I find some other collaborative project tools joyless and needlessly complex. Purple is certainly neither of these things.

A Google sheet AND a Sketch file?? What Voodoo is this?!

Making it better?

I was expecting to be able to lay cards out in 2D rather than just 1D. I wanted to map all the tasks, keeping certain documents in columns along a row of project phases/sections. I found that as the number of files in Purple increased, I could see a time when finding a file by scrolling right, or down the slide out menu, would be irritating. Our sprint only had around 20 files to share. I’ve had other sprints which produce a couple of hundred easily. Our whole project will end up with thousands.

I don’t think Purple will be quite such a joy with that many files.

I got in touch with the Purple People about 1D v 2D and the founder, Chris, came back to me which I thought was a lovely touch.

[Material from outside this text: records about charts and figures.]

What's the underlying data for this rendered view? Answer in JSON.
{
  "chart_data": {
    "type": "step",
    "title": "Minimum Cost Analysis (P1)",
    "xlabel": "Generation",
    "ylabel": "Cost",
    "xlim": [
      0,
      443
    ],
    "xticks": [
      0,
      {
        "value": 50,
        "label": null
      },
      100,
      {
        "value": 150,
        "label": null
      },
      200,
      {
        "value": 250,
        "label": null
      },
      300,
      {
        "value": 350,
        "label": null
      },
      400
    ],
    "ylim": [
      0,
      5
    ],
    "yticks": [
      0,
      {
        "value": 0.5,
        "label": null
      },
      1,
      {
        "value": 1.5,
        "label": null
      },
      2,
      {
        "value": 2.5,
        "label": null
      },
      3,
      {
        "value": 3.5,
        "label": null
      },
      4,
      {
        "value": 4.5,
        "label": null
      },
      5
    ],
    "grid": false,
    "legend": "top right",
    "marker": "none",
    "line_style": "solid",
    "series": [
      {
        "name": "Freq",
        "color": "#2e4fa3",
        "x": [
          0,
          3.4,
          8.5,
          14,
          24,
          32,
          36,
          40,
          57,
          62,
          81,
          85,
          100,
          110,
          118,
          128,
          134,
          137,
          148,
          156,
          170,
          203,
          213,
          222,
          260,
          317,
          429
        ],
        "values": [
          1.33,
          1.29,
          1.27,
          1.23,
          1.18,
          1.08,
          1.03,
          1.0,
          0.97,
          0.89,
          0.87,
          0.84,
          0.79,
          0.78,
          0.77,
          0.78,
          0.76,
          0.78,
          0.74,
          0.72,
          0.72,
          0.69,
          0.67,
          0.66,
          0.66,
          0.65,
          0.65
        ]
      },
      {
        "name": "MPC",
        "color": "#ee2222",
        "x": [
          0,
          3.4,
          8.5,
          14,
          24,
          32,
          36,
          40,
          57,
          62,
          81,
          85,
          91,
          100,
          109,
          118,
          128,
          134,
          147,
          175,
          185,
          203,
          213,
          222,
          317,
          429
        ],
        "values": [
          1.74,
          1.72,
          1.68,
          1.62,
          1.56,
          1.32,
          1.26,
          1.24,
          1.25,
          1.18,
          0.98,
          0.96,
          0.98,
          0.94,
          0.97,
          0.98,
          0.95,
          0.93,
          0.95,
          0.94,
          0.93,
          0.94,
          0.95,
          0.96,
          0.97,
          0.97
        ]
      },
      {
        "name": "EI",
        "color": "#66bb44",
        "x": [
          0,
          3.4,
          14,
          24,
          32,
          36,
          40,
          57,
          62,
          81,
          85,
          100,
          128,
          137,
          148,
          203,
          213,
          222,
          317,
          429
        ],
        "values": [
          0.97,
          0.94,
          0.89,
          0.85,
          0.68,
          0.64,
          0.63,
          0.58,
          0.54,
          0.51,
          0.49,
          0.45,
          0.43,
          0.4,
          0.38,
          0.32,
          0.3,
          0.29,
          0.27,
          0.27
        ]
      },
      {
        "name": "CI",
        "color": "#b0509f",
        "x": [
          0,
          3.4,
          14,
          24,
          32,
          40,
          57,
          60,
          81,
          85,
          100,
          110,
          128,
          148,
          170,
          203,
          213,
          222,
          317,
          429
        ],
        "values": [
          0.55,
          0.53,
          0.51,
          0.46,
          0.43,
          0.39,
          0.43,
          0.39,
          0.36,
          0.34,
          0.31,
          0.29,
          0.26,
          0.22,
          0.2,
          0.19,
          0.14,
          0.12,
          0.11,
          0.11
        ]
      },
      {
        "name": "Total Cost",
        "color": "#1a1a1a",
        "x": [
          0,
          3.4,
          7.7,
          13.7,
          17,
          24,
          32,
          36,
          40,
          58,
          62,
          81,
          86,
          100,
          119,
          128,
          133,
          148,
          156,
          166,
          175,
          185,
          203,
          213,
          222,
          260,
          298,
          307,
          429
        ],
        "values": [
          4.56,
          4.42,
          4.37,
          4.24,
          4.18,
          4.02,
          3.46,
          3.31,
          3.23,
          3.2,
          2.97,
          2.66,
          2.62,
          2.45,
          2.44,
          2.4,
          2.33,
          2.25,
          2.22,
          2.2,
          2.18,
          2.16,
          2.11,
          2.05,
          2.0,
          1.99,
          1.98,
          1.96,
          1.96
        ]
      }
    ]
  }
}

Their testing found that as a 2D canvas it became confusing, with multiple project members placing things to their own mental model.

And who am I to argue with usability results…?

However Chris mentioned that they’re exploring other ways to augment the linear flow, so maybe this will happen at a later date.

Purple Prose or Purple Rain?

So this is the big question, will I use Purple again?


Will I use it for a whole project?

Possibly. Maybe for individual sprints. But I’d love to have my mind changed! And I will use Purple for specific sprints or projects when it fits, because I did find it valuable.

I’d recommend giving Purple a go. It’s a great tool, easy to use and does a few things quite cleverly.

Like Prince the Petit Purple Popster, it’s small but perfectly formed…

*Purple Stardust, a Prince v Bowie party at Festival №6. Which was ace. http://festivalnumber6.com/music/purple-stardust-prince-bowie-disco/

  • *as I type this very sentence I get a Purple email with some of the latest tweaks! These included being able to assign tasks in lists to people.